V. Maldonado: Cuestión de principios

por: Víctor Maldonado C.

El poder es una vaina que enreda y corrompe. Por eso hay que asumirlo dosificadamente y por un tiempo limitado. Cualquier otra posibilidad deviene en tiranía y termina envileciendo el acto de dirigir a otros. Al respecto nadie se ha llamado a engaños. A esa capacidad hay que mantenerla controlada, y de eso se encarga la institucionalidad desde donde se ejerce el poder, porque no hay dudas de que los hombres acostumbran a esquivar la virtud en cuanto se consideran inmunes al castigo. Y en este aspecto, no hay hombres mejores.

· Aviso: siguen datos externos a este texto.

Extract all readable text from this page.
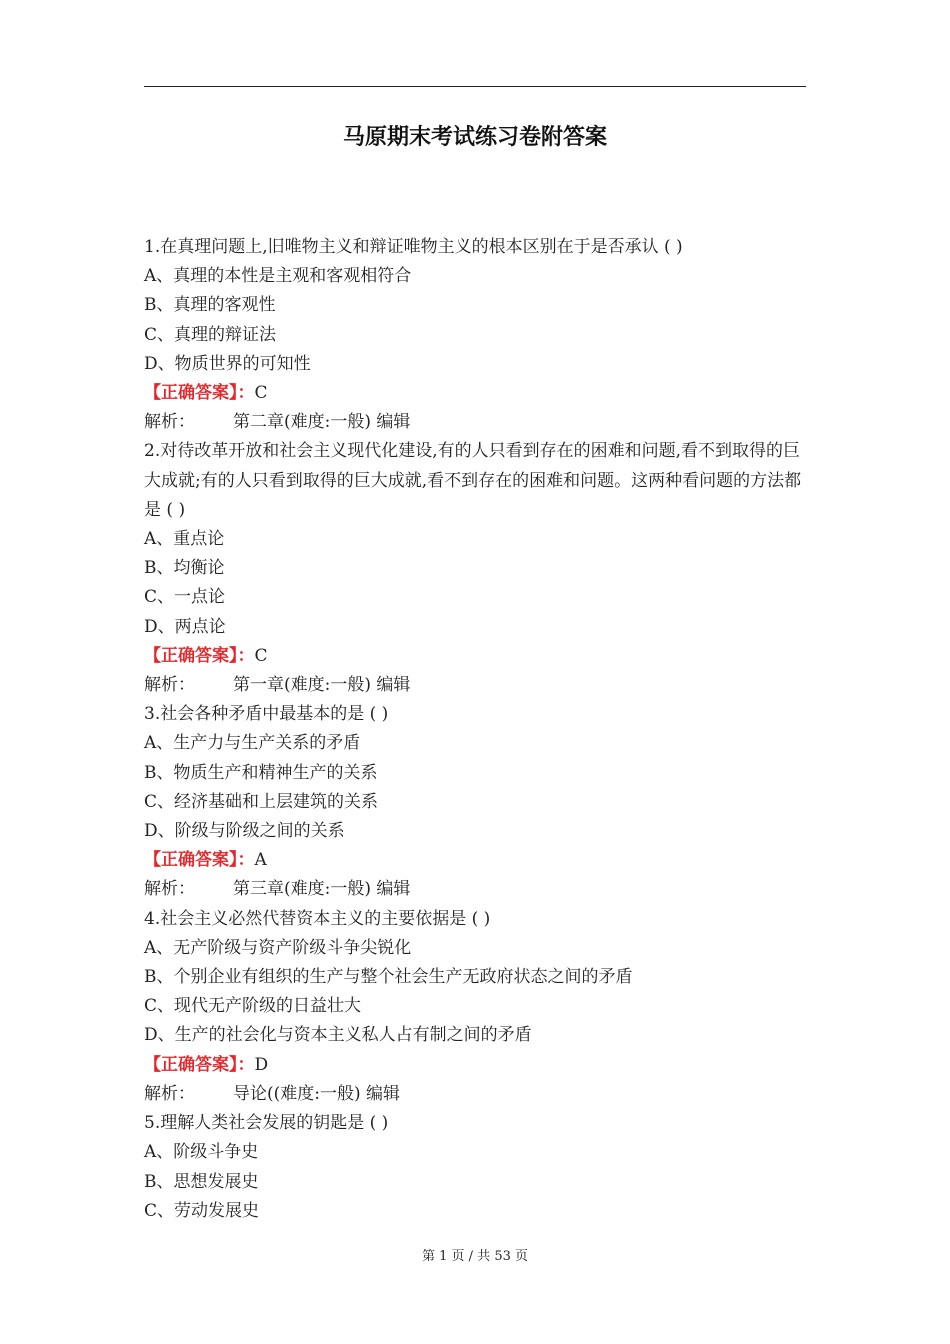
马原期末考试练习卷附答案
1.在真理问题上,旧唯物主义和辩证唯物主义的根本区别在于是否承认 ( )
A、真理的本性是主观和客观相符合
B、真理的客观性
C、真理的辩证法
D、物质世界的可知性
【正确答案】：C
解析： 第二章(难度:一般) 编辑
2.对待改革开放和社会主义现代化建设,有的人只看到存在的困难和问题,看不到取得的巨大成就;有的人只看到取得的巨大成就,看不到存在的困难和问题。这两种看问题的方法都是 ( )
A、重点论
B、均衡论
C、一点论
D、两点论
【正确答案】：C
解析： 第一章(难度:一般) 编辑
3.社会各种矛盾中最基本的是 ( )
A、生产力与生产关系的矛盾
B、物质生产和精神生产的关系
C、经济基础和上层建筑的关系
D、阶级与阶级之间的关系
【正确答案】：A
解析： 第三章(难度:一般) 编辑
4.社会主义必然代替资本主义的主要依据是 ( )
A、无产阶级与资产阶级斗争尖锐化
B、个别企业有组织的生产与整个社会生产无政府状态之间的矛盾
C、现代无产阶级的日益壮大
D、生产的社会化与资本主义私人占有制之间的矛盾
【正确答案】：D
解析： 导论((难度:一般) 编辑
5.理解人类社会发展的钥匙是 ( )
A、阶级斗争史
B、思想发展史
C、劳动发展史
第 1 页 / 共 53 页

En la República de Platón el filósofo hace decir a Glaucón que “no habría nadie tan íntegro que perseverara firmemente en la justicia y soportara el abstenerse de los bienes ajenos, sin tocarlos, cuando podría tanto apoderarse impunemente de lo que quisiera del mercado, como al entrar en las casas, acostarse con la mujer que prefiriera, y tanto matar a unos, como librar de las cadenas a otros, según su voluntad, y hacer todo como si fuera igual a un dios entre los hombres. En esto un hombre justo no haría nada diferente del injusto, sino que ambos marcharían por el mismo camino”. Que al final se haga así o no, dependerá de cuan exigentes sean las reglas y las rutinas organizacionales y cuanta capacidad tengan ellas para defenderse de la tentación perenne de perpetuar un mandato que al inicio siempre es otorgado por un tiempo determinado.

El problema está entonces en la debilidad de nuestras instituciones. La verdadera razón por la que terminamos arrebatados por este huracán de arcaísmos que encarna el líder del proceso revolucionario es que muy pocas de nuestras frágiles expresiones  de comunidad política (llámese país, gremio empresarial, sindicato o asociación de vecinos) ha sido capaz de garantizar la legitimidad de sus propias disposiciones y acuerdos, y por lo tanto una tras otra se han dejado arrebatar la soberanía colectiva por cuenta del discurso y capacidad de movilización de aquel que se cree imprescindible. Lo malo se pega, y en medio de este borrascoso mar de caudillitos y caudillajes se pueden apreciar dos arreglos que nos hacen las víctimas propicias de lo que nos está ocurriendo: las reelecciones, y el desprecio que nos provoca las reglas y las rutinas institucionales. Por esas razones cualquiera se lleva en el bolsillo un esfuerzo colectivo. Y porque a nosotros no nos importa darle el reconocimiento social que ningún usurpador merece.

El signo de nuestra decadencia como comunidad política es que la reelección está de moda, aunque sepamos que todos los argumentos que se esgriman para fundamentarla sean pueriles e incluso repugnantes. La necesidad de mantenerse al frente porque el período original no alcanza para concluir el proyecto, que siempre está en el discurso que la justifica,  siempre esconde la criminal comodidad de la mayoría,  la banalidad con la que tratamos nuestros propios acuerdos, y los grados de libertad moral con los que juegan nuestros líderes. Nadie es imprescindible, y los proyectos son una desgracia cuando dependen de una persona y no responden a la lógica de un equipo organizado para la consecución de un fin. La verdad es que nuestra tragedia tiene que ver con esta odisea infernal del poder y sus signos, transformados rápidamente en una forma de vida, en un fin en sí mismo, y no en un medio para lograr bienestar y desarrollo. Nuestra desgracia es la impudicia y el cinismo con la que tratamos convenciones y costumbres, a las que estamos dispuestos a arrasar, eso sí, invocando el progreso y el cambio, aludiendo a una supuesta revolución, pero cayendo en la tajante contradicción que supone decir que se quiere el bien mientras se practica la corrosión de las instituciones.

Chávez es un fiel espejo de nuestra peor cara social. Líderes enquistados, o cayendo presas de la tentación de permanecer, sin caer en cuenta de que ellos tienen en sus manos toda la suerte de la república, que es asesinada cada vez que en el altar del despotismo cotidiano se inmola la decencia y la trayectoria de una institución. Un hombre bueno al menos debería tener los arrestos para cumplir su período y renunciar a cualquier posibilidad de perpetuarse en el poder. Pero hay pocos que se resistan, y lo peor es que en el camino van vendiendo una y otra vez su alma al diablo a cambio de un poquito más de tiempo.

Platón insiste en que los resultados no pueden atribuirse a la integridad de nadie. Tal vez tenga razón, pero me gustaría pensar que esa debilidad innata del individuo de alguna manera se puede compensar con ese capital social que es tan difícil de atajar, pero que uno aprecia cada vez que alguien exige respeto a la tradición y acatamiento a la inmanencia de las costumbres. Porque no todo vale.